Shakur fue miembro de los Panteras Negras y del Ejército de Liberación Negra. En 1977 fue sentenciada a cadena perpetua por el asesinato del policía estatal Werner Foerster en Nueva Jersey. Menos de dos años después, un comando armado la ayudó a fugarse de prisión. Desde entonces se convirtió en prófuga, hasta que en 1984 reapareció en Cuba bajo el amparo de Fidel Castro.
Mientras el FBI la incluyó en su lista de “terroristas más buscados”, La Habana la exhibió como un trofeo de su política antiestadounidense, presentándola como víctima del racismo en Norteamérica. Durante décadas, Washington exigió su entrega sin éxito.

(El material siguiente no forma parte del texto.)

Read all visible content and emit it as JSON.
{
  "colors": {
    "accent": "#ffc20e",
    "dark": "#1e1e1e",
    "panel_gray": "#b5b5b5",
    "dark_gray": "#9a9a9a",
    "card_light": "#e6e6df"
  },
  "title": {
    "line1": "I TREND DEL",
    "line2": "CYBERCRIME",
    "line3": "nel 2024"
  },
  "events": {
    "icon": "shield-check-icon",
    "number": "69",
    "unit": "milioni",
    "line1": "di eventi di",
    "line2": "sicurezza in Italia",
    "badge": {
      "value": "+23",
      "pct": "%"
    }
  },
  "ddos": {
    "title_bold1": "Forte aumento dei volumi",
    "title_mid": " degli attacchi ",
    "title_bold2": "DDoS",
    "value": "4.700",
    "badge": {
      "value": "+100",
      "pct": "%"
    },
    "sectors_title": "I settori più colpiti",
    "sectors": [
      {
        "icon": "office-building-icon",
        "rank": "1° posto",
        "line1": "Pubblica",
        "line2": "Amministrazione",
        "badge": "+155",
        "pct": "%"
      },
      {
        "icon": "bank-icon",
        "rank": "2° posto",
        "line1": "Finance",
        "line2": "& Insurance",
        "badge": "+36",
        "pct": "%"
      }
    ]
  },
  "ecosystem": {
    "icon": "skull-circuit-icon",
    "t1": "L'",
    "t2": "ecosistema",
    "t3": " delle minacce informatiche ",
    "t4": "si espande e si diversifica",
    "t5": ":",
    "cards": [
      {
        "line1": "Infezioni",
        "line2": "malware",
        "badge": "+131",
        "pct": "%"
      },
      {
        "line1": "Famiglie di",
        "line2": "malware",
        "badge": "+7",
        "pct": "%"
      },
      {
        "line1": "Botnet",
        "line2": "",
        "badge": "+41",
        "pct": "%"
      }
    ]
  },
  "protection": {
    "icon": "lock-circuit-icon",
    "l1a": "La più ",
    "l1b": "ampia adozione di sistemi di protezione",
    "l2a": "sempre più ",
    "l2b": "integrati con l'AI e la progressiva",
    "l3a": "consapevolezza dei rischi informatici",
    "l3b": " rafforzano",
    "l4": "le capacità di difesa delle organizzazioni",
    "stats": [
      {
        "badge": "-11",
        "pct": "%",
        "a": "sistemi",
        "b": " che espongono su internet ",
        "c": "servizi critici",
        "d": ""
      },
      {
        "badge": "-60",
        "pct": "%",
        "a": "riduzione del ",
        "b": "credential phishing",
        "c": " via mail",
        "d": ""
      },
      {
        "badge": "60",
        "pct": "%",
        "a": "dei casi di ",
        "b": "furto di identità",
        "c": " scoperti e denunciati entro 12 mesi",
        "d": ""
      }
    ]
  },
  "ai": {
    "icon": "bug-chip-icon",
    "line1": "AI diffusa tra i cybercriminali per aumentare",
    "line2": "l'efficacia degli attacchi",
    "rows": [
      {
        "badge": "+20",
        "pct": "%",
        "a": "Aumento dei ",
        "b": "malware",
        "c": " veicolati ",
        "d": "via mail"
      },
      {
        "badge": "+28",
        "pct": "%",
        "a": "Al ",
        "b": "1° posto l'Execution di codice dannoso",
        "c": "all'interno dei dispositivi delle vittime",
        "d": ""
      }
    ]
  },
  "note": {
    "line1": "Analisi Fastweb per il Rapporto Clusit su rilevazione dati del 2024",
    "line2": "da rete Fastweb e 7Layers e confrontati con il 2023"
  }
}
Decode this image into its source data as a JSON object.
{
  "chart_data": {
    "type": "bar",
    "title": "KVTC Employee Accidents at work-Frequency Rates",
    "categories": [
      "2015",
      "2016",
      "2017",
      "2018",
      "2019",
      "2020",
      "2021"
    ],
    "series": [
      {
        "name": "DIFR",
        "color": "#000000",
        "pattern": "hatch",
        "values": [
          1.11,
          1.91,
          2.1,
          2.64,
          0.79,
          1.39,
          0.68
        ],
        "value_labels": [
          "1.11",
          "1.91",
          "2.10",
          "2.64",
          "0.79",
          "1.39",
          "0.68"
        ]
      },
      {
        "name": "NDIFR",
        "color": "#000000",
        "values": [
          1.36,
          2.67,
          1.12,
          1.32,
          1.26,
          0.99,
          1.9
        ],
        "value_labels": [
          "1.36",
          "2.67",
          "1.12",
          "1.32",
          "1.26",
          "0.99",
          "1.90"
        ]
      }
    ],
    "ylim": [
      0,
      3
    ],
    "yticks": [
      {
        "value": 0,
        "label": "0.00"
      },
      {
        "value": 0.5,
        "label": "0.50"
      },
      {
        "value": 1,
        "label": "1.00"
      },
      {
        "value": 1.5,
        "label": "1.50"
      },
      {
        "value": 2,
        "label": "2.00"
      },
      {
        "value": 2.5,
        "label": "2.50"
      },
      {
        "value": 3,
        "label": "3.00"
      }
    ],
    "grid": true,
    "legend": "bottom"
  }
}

Las autoridades de Nueva Jersey lamentaron que “la justicia nunca se cumpliera” para el asesinato de Foerster. En un comunicado, el gobernador Phil Murphy y el jefe de la Policía Estatal afirmaron que Shakur murió “sin rendir cuentas por sus crímenes”.
El caso de Shakur ejemplifica cómo la dictadura cubana convirtió a la isla en refugio de prófugos, guerrilleros y terroristas internacionales, bajo el argumento de la “solidaridad revolucionaria”.